Molecular weights of PcLs and their fragments were measured on a Bruker Ultraflex TOF/TOF mass spectrometer equipped with a smartbeam 2 (Nd:YAG laser) at 2000 Hz (MALDI-MS) or 1000 Hz (MALDI-MS/MS). For MALDI-MS analysis, the instrument was operated in a positive reflector mode with voltage for ion source 1 (20 kV), ion source 2 (17.65 kV), lens (8.4 kV), reflector 1 (21.2 kV) and reflector 2 (10.65 kV). Voltage for ion source 2, lens, and reflector 2 is raised up to 17.75 kV, 8.8 kV and 10.8 kV depending on the molecular weight of a polymer. PAHs with molecular weight above 20 kDa were analyzed in a positive linear mode with the voltage for ion source 1 (20 kV), ion source 2 (18.8 kV), and lens (8.0 kV). External calibration was based on peptide and protein (ProteoMass Peptide/Protein MADLI-MS Calibration Kit (mass to charge ratio from 750 to 66000 Da), Sigma). Tandem mass sequencing (MS/MS) was performed in positive reflector mode with acceleration voltages for ion source 1 (7.62 kV), ion source 2 (6.8 kV), lens (3.6 kV), reflector 1 (29.5 kV), reflector 2 (13.9 kV), LIFT 1 (19.00 kV), and LIFT 2 (2.85 kV) using no gas option. The precursor ion was used as internal calibration. For MALDI and MS/MS analysis, 2-(4-Hydroxyphenylazo)benzoic acid (HABA) or trans-2-[3-(4-tert-Butylphenyl)-2-methyl-2-propenylidene]malononitrile (DCTB) was used as a matrix. A polymer sample and matrix were dissolved in THF at 5 mg mL−1 and 30 mg mL−1, respectively, and, these solutions were mixed in 1:1 to 1:5 ratio depending on the molecular weight of the analyte. 0.8 μL of the mixed solution was spotted on a MALDI plate, and dried in the air. PcLs were fragmented into ai fragment containing the original alpha group (TBDMS) and a new carboxylic acid terminus and yi fragment having the original omega group (benzyl ester) and a new alkene terminus via 1,5-H rearrangement. For sequencing, the mass difference between adjacent fragments (72 Da for L residue and 148 Da for P residue) was used.
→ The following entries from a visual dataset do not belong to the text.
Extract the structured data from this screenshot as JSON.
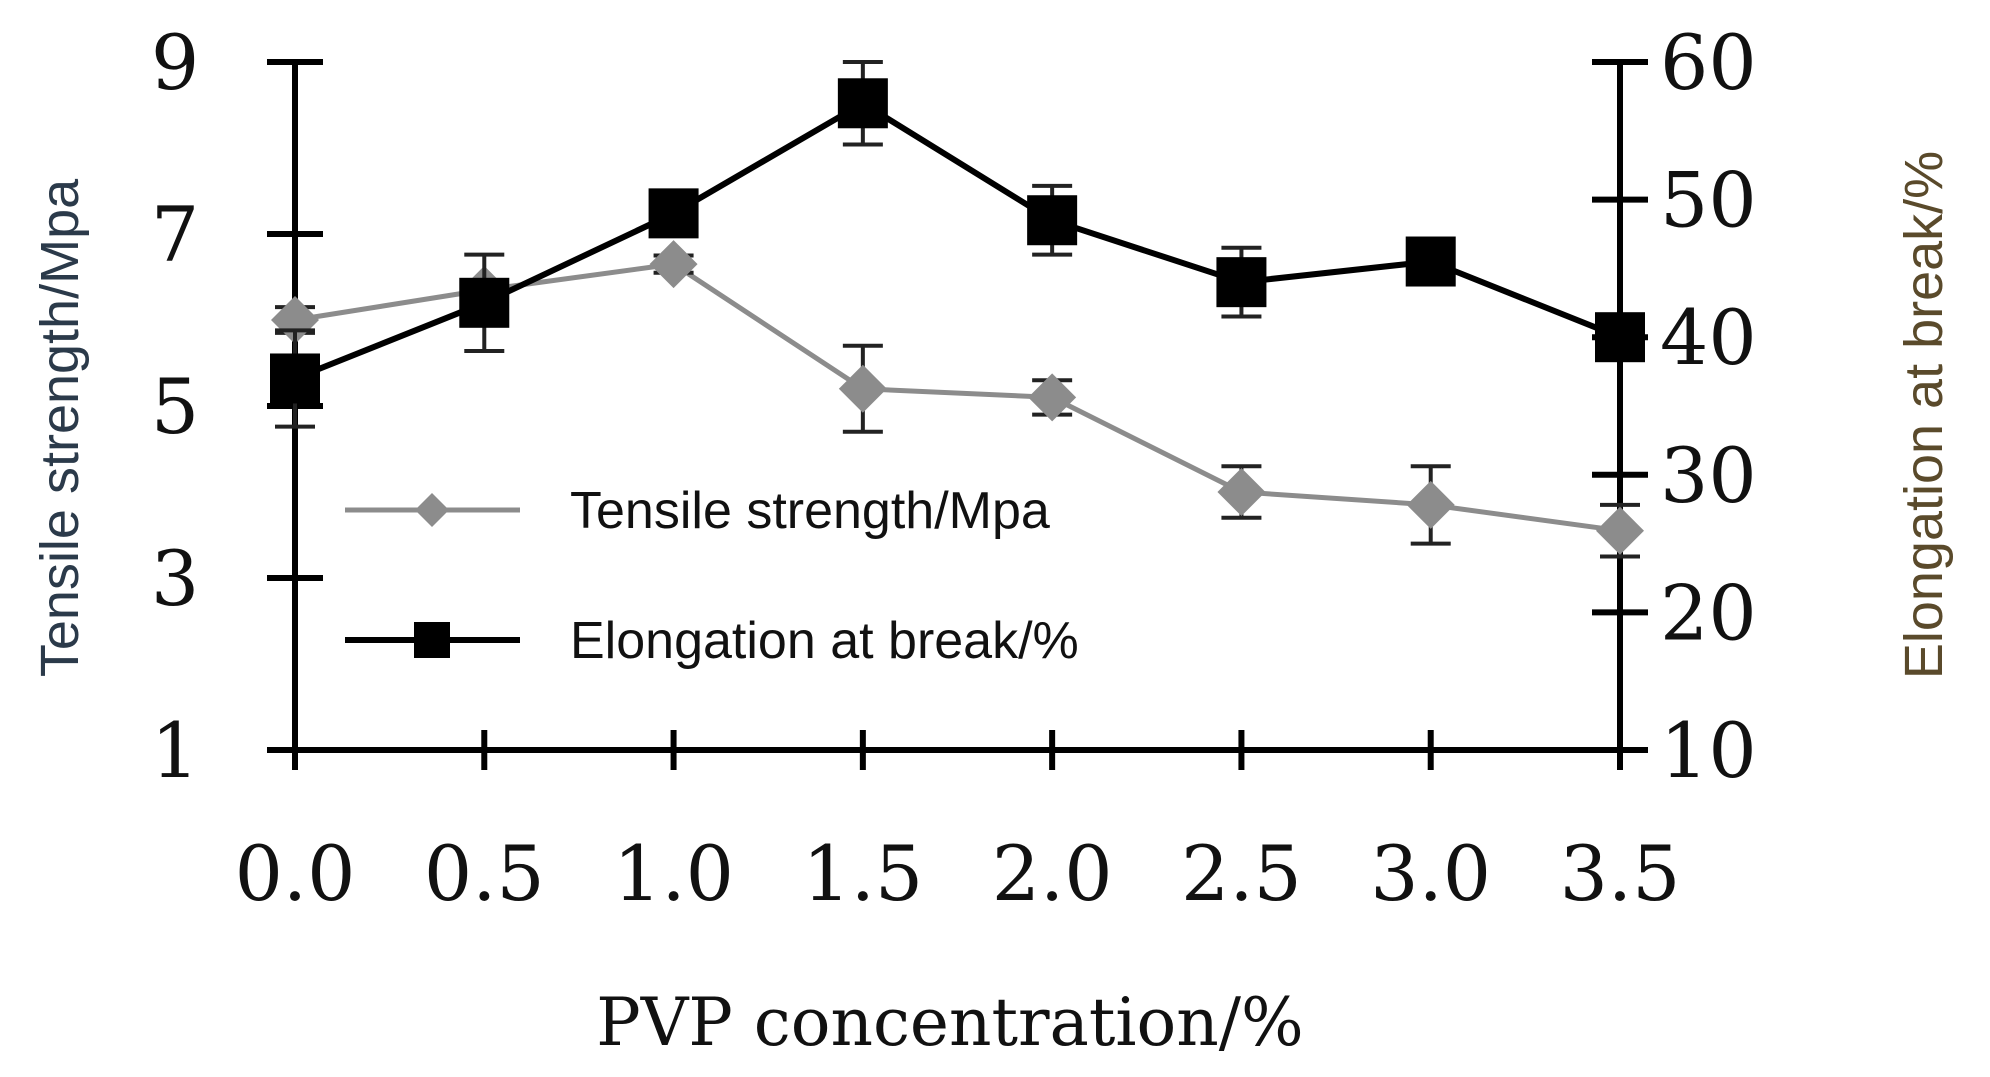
{
  "chart_data": {
    "type": "line",
    "xlabel": "PVP concentration/%",
    "ylabel_left": "Tensile strength/Mpa",
    "ylabel_right": "Elongation at break/%",
    "x": [
      0.0,
      0.5,
      1.0,
      1.5,
      2.0,
      2.5,
      3.0,
      3.5
    ],
    "x_tick_labels": [
      "0.0",
      "0.5",
      "1.0",
      "1.5",
      "2.0",
      "2.5",
      "3.0",
      "3.5"
    ],
    "ylim_left": [
      1,
      9
    ],
    "ylim_right": [
      10,
      60
    ],
    "y_left_ticks": [
      1,
      3,
      5,
      7,
      9
    ],
    "y_left_tick_labels": [
      "1",
      "3",
      "5",
      "7",
      "9"
    ],
    "y_right_ticks": [
      10,
      20,
      30,
      40,
      50,
      60
    ],
    "y_right_tick_labels": [
      "10",
      "20",
      "30",
      "40",
      "50",
      "60"
    ],
    "grid": false,
    "legend_position": "lower-left",
    "series": [
      {
        "name": "Tensile strength/Mpa",
        "axis": "left",
        "marker": "diamond",
        "color": "#8c8c8c",
        "values": [
          6.0,
          6.35,
          6.65,
          5.2,
          5.1,
          4.0,
          3.85,
          3.55
        ],
        "errors": [
          0.15,
          0.1,
          0.1,
          0.5,
          0.2,
          0.3,
          0.45,
          0.3
        ]
      },
      {
        "name": "Elongation at break/%",
        "axis": "right",
        "marker": "square",
        "color": "#000000",
        "values": [
          37.0,
          42.5,
          49.0,
          57.0,
          48.5,
          44.0,
          45.5,
          40.0
        ],
        "errors": [
          3.5,
          3.5,
          1.0,
          3.0,
          2.5,
          2.5,
          1.0,
          0.5
        ]
      }
    ],
    "colors": {
      "axis": "#000000",
      "left_title": "#2b3a4a",
      "right_title": "#5a4a2b"
    }
  }
}
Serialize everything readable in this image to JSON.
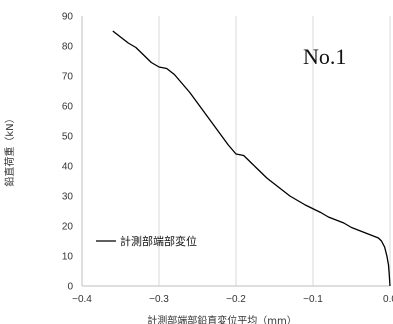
{
  "chart_data": {
    "type": "line",
    "title": "",
    "annotation": "No.1",
    "xlabel": "計測部端部鉛直変位平均（mm）",
    "ylabel": "鉛直荷重（kN）",
    "xlim": [
      -0.4,
      0.0
    ],
    "ylim": [
      0,
      90
    ],
    "xticks": [
      -0.4,
      -0.3,
      -0.2,
      -0.1,
      0.0
    ],
    "xtick_labels": [
      "−0.4",
      "−0.3",
      "−0.2",
      "−0.1",
      "0.0"
    ],
    "yticks": [
      0,
      10,
      20,
      30,
      40,
      50,
      60,
      70,
      80,
      90
    ],
    "ytick_labels": [
      "0",
      "10",
      "20",
      "30",
      "40",
      "50",
      "60",
      "70",
      "80",
      "90"
    ],
    "grid": "vertical",
    "legend_position": "lower-left",
    "series": [
      {
        "name": "計測部端部変位",
        "color": "#000000",
        "x": [
          0.0,
          -0.001,
          -0.002,
          -0.004,
          -0.007,
          -0.011,
          -0.015,
          -0.02,
          -0.03,
          -0.04,
          -0.05,
          -0.06,
          -0.07,
          -0.08,
          -0.09,
          -0.098,
          -0.102,
          -0.11,
          -0.12,
          -0.13,
          -0.14,
          -0.15,
          -0.16,
          -0.17,
          -0.18,
          -0.19,
          -0.2,
          -0.21,
          -0.22,
          -0.23,
          -0.24,
          -0.25,
          -0.26,
          -0.27,
          -0.28,
          -0.29,
          -0.3,
          -0.31,
          -0.32,
          -0.33,
          -0.34,
          -0.35,
          -0.36
        ],
        "y": [
          0,
          4,
          7,
          10,
          13,
          15,
          16,
          16.5,
          17.5,
          18.5,
          19.5,
          21,
          22,
          23,
          24.5,
          25.5,
          26,
          27,
          28.5,
          30,
          32,
          34,
          36,
          38.5,
          41,
          43.5,
          44,
          47,
          50.5,
          54,
          57.5,
          61,
          64.5,
          67.5,
          70.5,
          72.5,
          73,
          74.5,
          77,
          79.5,
          81,
          83,
          85
        ]
      }
    ]
  }
}
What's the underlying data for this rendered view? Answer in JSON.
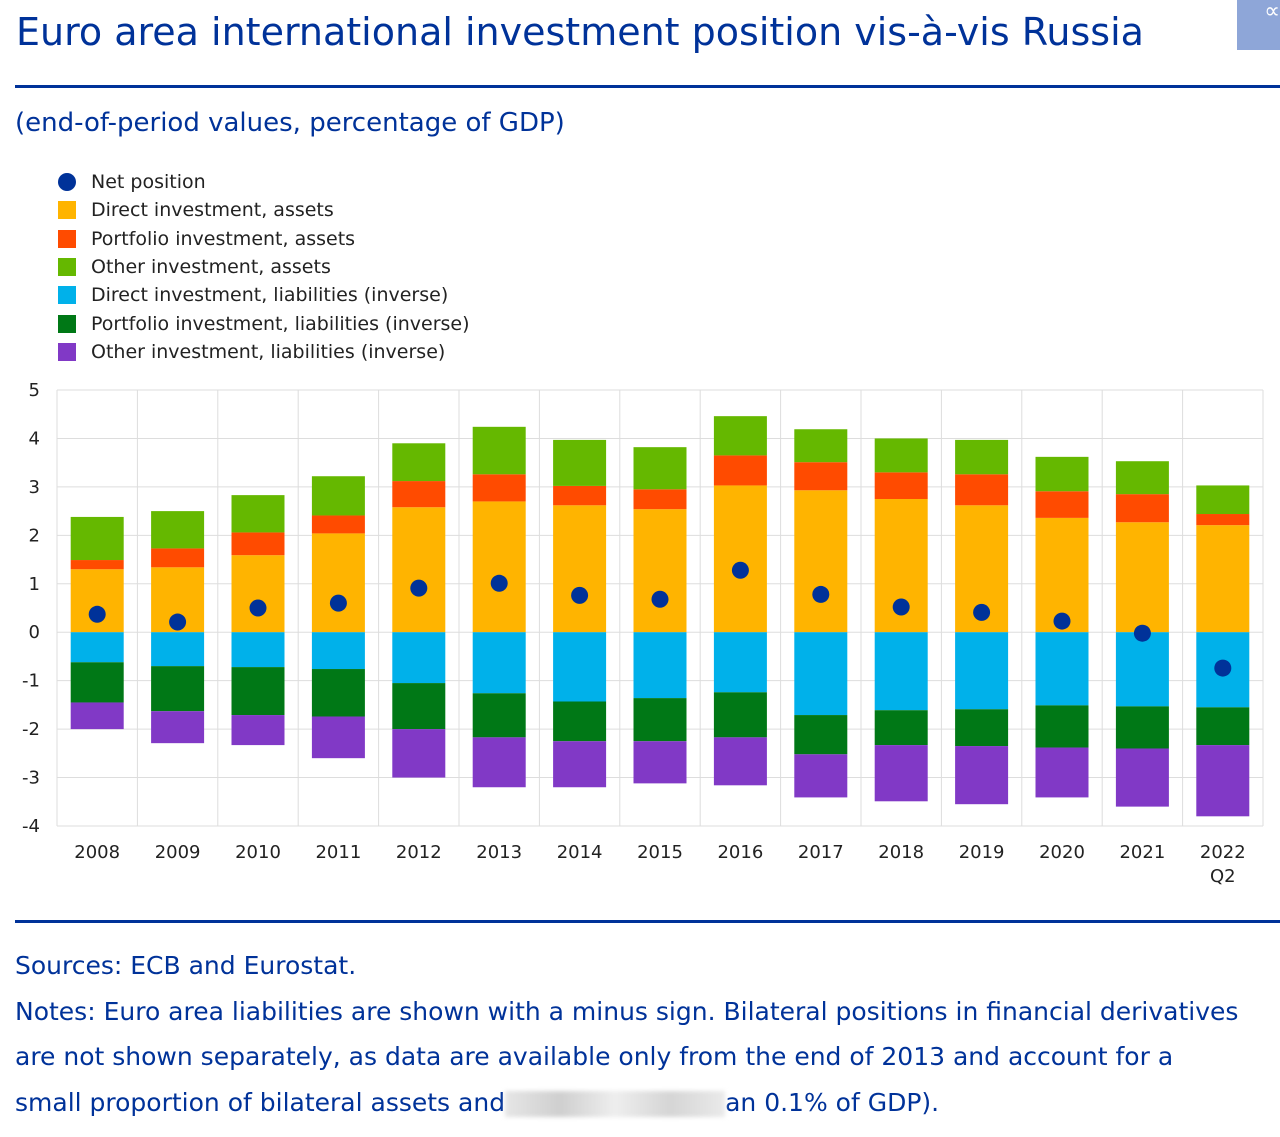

Chemical degradation of PcL

A vial was charged with 128-bit PcL (25 mg, 1.6 µmol) and THF (4 mL). To this solution, 0.5 M NaOH solution (150 µL, 47 eq. to the PcL) was added. The vial was tightly sealed and heated to 70 °C. A portion (0.6 mL) of the solution was taken at a 30 min interval, which was subsequently diluted with ethyl acetate (10 mL). The diluted solution was washed with brine (5 mL). The combined organic layer was dried with MgSO4 and concentrated in vacuo. The chemical degradation of PcL was confirmed by GPC using DMF as an eluent. Upon hydrolysis, PcL is dissociated into two fragments. One is the ci fragment that contains the original alpha group and a new carboxylic acid terminus. The other is the xi fragment that contains the original omega group and a new hydroxyl terminus. The mass peaks of ci fragments were found to exhibit low intensities in MALDI-TOF. Therefore, the peaks corresponding to xi fragments were used for sequencing. For last eight residues, a fragment of PcL (mass to charge ratio, 2703.9 Da) was used as a parent ion for the analysis by tandem mass.